Cumin lamb at Szechuan House in East Northport.

Cumin lamb at Szechuan House in East Northport. Credit: Newsday/Erica Marcus

It looks like your average Chinese takeout, but Szechuan House, which opened in April in East Northport, has some serious culinary cred: Owner Yuling Chou was the original owner of Spicy Home Tasty, the authentic Sichuan restaurant that opened in Commack in 2017. She sold that eatery in 2020 after its chef, Xian Chun Du, returned to China.
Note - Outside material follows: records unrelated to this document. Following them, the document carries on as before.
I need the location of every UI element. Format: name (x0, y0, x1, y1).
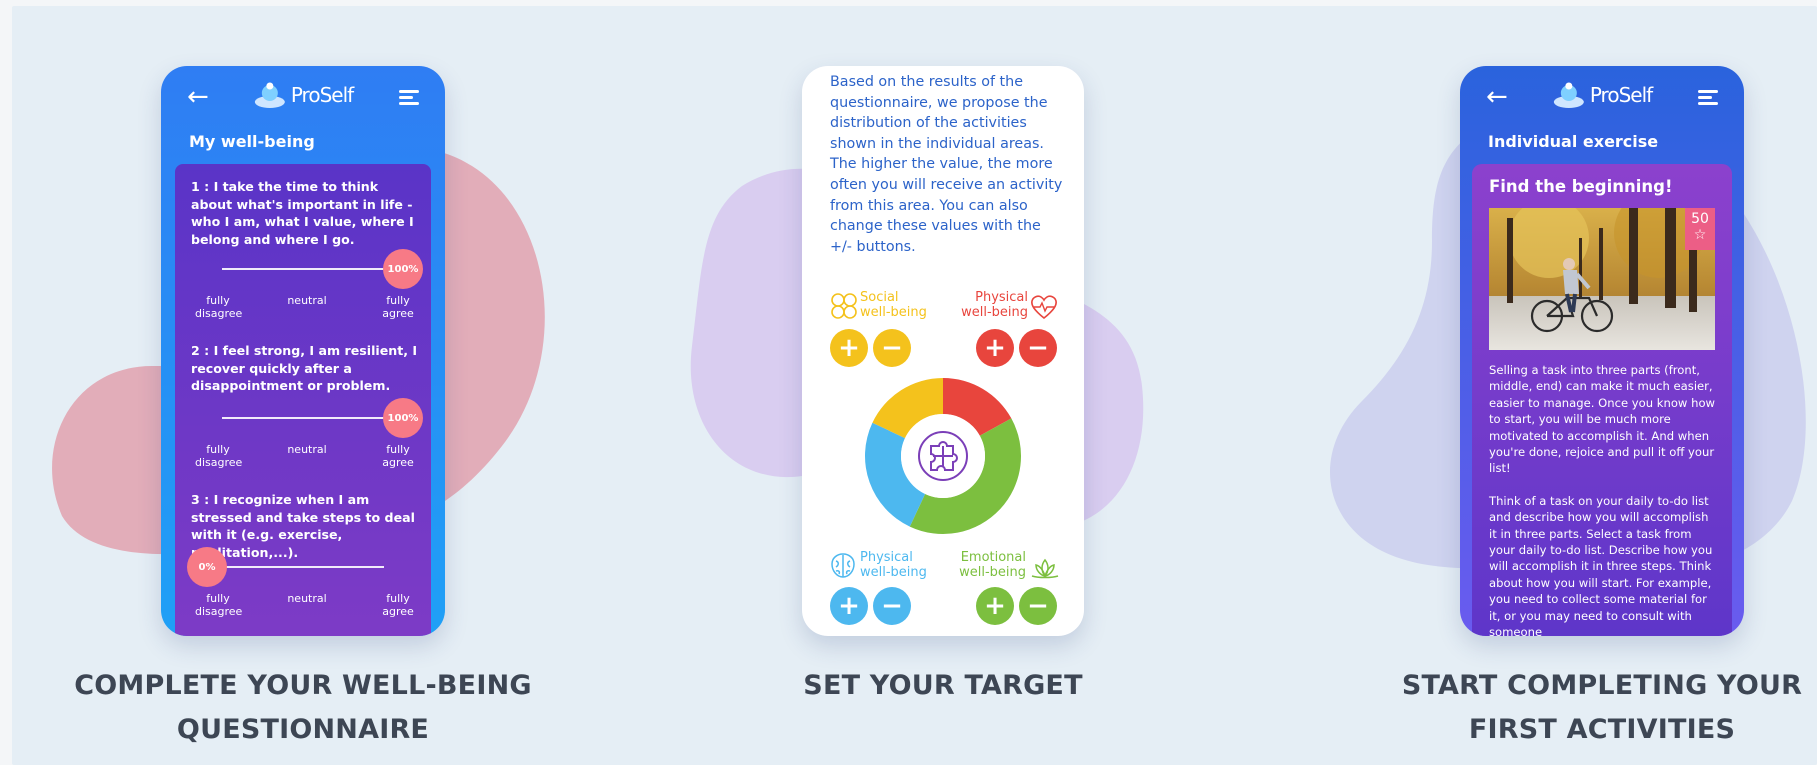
question-text: 1 : I take the time to think about what'… (191, 179, 414, 247)
scale-right-label: fully agree (382, 443, 414, 469)
logo-text: ProSelf (1589, 83, 1653, 107)
slider-track (222, 268, 384, 270)
step3-caption-line2: FIRST ACTIVITIES (1468, 714, 1736, 745)
exercise-paragraph-2: Think of a task on your daily to-do list… (1489, 493, 1713, 636)
points-value: 50 (1691, 211, 1709, 227)
exercise-description: Selling a task into three parts (front, … (1489, 362, 1717, 636)
prosself-logo: ProSelf (1552, 80, 1653, 110)
points-badge: 50 ☆ (1685, 208, 1715, 250)
emotional-area-label: Emotional well-being (950, 550, 1026, 580)
slider-knob[interactable]: 100% (383, 249, 423, 289)
area-line1: Social (860, 290, 899, 305)
exercise-paragraph-1: Selling a task into three parts (front, … (1489, 363, 1716, 476)
step1-caption-line1: COMPLETE YOUR WELL-BEING (74, 670, 532, 701)
exercise-card: Find the beginning! 50 ☆ Selling a task … (1472, 164, 1732, 636)
social-controls: + − (830, 329, 911, 367)
slider-knob[interactable]: 100% (383, 398, 423, 438)
emotional-plus-button[interactable]: + (976, 587, 1014, 625)
step2-caption-line1: SET YOUR TARGET (803, 670, 1083, 701)
social-area-label: Social well-being (860, 290, 927, 320)
agreement-slider[interactable]: 100% (187, 398, 423, 438)
scale-right-label: fully agree (382, 294, 414, 320)
scale-left-label: fully disagree (195, 592, 243, 618)
emotional-minus-button[interactable]: − (1019, 587, 1057, 625)
screen-title: My well-being (189, 132, 315, 151)
scale-mid-label: neutral (287, 592, 327, 605)
distribution-donut-chart (865, 378, 1021, 534)
page-panel: ← ProSelf My well-being 1 : I take the t… (12, 6, 1817, 765)
exercise-title: Find the beginning! (1489, 177, 1673, 196)
exercise-photo-cyclist: 50 ☆ (1489, 208, 1715, 350)
physical-brain-area-label: Physical well-being (860, 550, 927, 580)
area-line1: Physical (860, 550, 913, 565)
back-arrow-icon[interactable]: ← (187, 84, 209, 110)
question-text: 3 : I recognize when I am stressed and t… (191, 492, 415, 560)
menu-icon[interactable] (399, 90, 419, 106)
physical-brain-minus-button[interactable]: − (873, 587, 911, 625)
area-line1: Physical (975, 290, 1028, 305)
heart-pulse-icon (1031, 295, 1057, 320)
slider-knob[interactable]: 0% (187, 547, 227, 587)
physical-brain-plus-button[interactable]: + (830, 587, 868, 625)
scale-mid-label: neutral (287, 294, 327, 307)
step2-caption: SET YOUR TARGET (663, 664, 1223, 708)
area-line2: well-being (959, 565, 1026, 580)
clover-icon (831, 293, 857, 319)
activity-phone: ← ProSelf Individual exercise Find the b… (1460, 66, 1744, 636)
slider-track (222, 417, 384, 419)
step1-caption: COMPLETE YOUR WELL-BEING QUESTIONNAIRE (23, 664, 583, 752)
social-minus-button[interactable]: − (873, 329, 911, 367)
screen-title: Individual exercise (1488, 132, 1659, 151)
step3-caption-line1: START COMPLETING YOUR (1401, 670, 1803, 701)
step1-caption-line2: QUESTIONNAIRE (176, 714, 430, 745)
area-line2: well-being (860, 565, 927, 580)
physical-plus-button[interactable]: + (976, 329, 1014, 367)
menu-icon[interactable] (1698, 90, 1718, 106)
physical-minus-button[interactable]: − (1019, 329, 1057, 367)
star-icon: ☆ (1693, 227, 1707, 243)
scale-left-label: fully disagree (195, 443, 243, 469)
physical-area-label: Physical well-being (954, 290, 1028, 320)
area-line1: Emotional (960, 550, 1026, 565)
scale-mid-label: neutral (287, 443, 327, 456)
app-header: ← ProSelf (1460, 66, 1744, 124)
slider-scale: fully disagree neutral fully agree (187, 592, 419, 622)
lotus-icon (1031, 558, 1059, 579)
questionnaire-phone: ← ProSelf My well-being 1 : I take the t… (161, 66, 445, 636)
area-line2: well-being (961, 305, 1028, 320)
questionnaire-card: 1 : I take the time to think about what'… (175, 164, 431, 636)
agreement-slider[interactable]: 0% (187, 547, 419, 587)
prosself-logo-icon (254, 82, 285, 108)
brain-icon (831, 553, 855, 578)
target-phone: Based on the results of the questionnair… (802, 66, 1084, 636)
agreement-slider[interactable]: 100% (187, 249, 423, 289)
scale-left-label: fully disagree (195, 294, 243, 320)
back-arrow-icon[interactable]: ← (1486, 84, 1508, 110)
prosself-logo: ProSelf (253, 80, 354, 110)
physical-controls: + − (976, 329, 1057, 367)
step3-caption: START COMPLETING YOUR FIRST ACTIVITIES (1322, 664, 1817, 752)
social-plus-button[interactable]: + (830, 329, 868, 367)
logo-text: ProSelf (290, 83, 354, 107)
question-text: 2 : I feel strong, I am resilient, I rec… (191, 343, 418, 393)
scale-right-label: fully agree (382, 592, 414, 618)
physical-brain-controls: + − (830, 587, 911, 625)
target-description: Based on the results of the questionnair… (830, 74, 1063, 255)
prosself-logo-icon (1553, 82, 1584, 108)
slider-scale: fully disagree neutral fully agree (187, 443, 419, 473)
slider-scale: fully disagree neutral fully agree (187, 294, 419, 324)
slider-track (222, 566, 384, 568)
park-cyclist-image (1489, 208, 1715, 350)
area-line2: well-being (860, 305, 927, 320)
emotional-controls: + − (976, 587, 1057, 625)
app-header: ← ProSelf (161, 66, 445, 124)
But Xian’s former colleague, Yugui Yan, is in the kitchen in East Northport and reprised most of Spicy Home Tasty’s signature dishes: wontons in chili oil, dandan noodles, beef and tripe in chili oil, mapo tofu among them. Most entrees can be ordered with your choice of protein (chicken, pork, beef, lamb, shrimp, tofu) and are grouped by preparation style: dry pot (stir-fried with vegetables and very little liquid) as well as garlic sauce, dry pepper, scallion and cumin. Cumin lamb, the slices of meat showered with fragrant seeds, originates in Xinjiang in Northwest China but, like many Sichuan dishes, it relies on Sichuan peppercorns for its distinctive mouth-tingling savor. And all of these dishes are traditionally made with an abundance of spicy red and green chilies (although the restaurant is happy to adjust according to customer preference.)

Manager Nick Blanco, who married one of Chou’s daughters, said that the idea behind Szechuan House was “to stand out from the typical Chinese takeout and to deliver real Sichuan cuisine on a smaller scale” in an effort to keep prices reasonable. Nothing on the menu costs more than $19 and most dishes are less than $15. A weekday $9.95 lunch special offers more than 20 choices of entree plus rice and soup or spring roll. 

When you operate a Chinese takeout on a busy commercial stretch — especially one that used to be the conventional Chinese American A Taste of China — you’re going to have a lot of customers expecting wonton and hot-and-sour soups, fried rice, kung pao and General Tso’s chicken, shrimp with broccoli and orange beef. And Szechuan House is happy to oblige. Blanco said that during the first weeks of operation, about half the customers ordered “real Sichuan food. That’s a pretty good number to begin with.”

Szechuan House in East Northport.

Szechuan House in East Northport. Credit: Newsday/Erica Marcus

Indeed, the Chinese food scene now is quite different from what it was in 2017. The last five years have seen an explosion of regional Chinese restaurants opening on Long Island, but when Spicy Home Tasty debuted, it was a shot across the bow to LI’s prevailing Chinese restaurant culture, serving the unadulterated cuisine of the Sichuan region with few concessions to American tastes. Up until then, real Sichuan food had started to pop up in the Stony Brook-area restaurants serving the university’s many Chinese expatriate students but the only region of China well represented here was that of Guangdong (Canton).

Szechuan House is an attractive little eatery, emphasis on little: There are three small tables in the waiting area and, if you dine in, you’ll be served in takeout containers.

Szechuan House, 246 Larkfield Rd., East Northport, 631-770-3733, szechuanhouseli.com. Open Wednesday to Monday 11 a.m. to 9 p.m., closed Tuesday.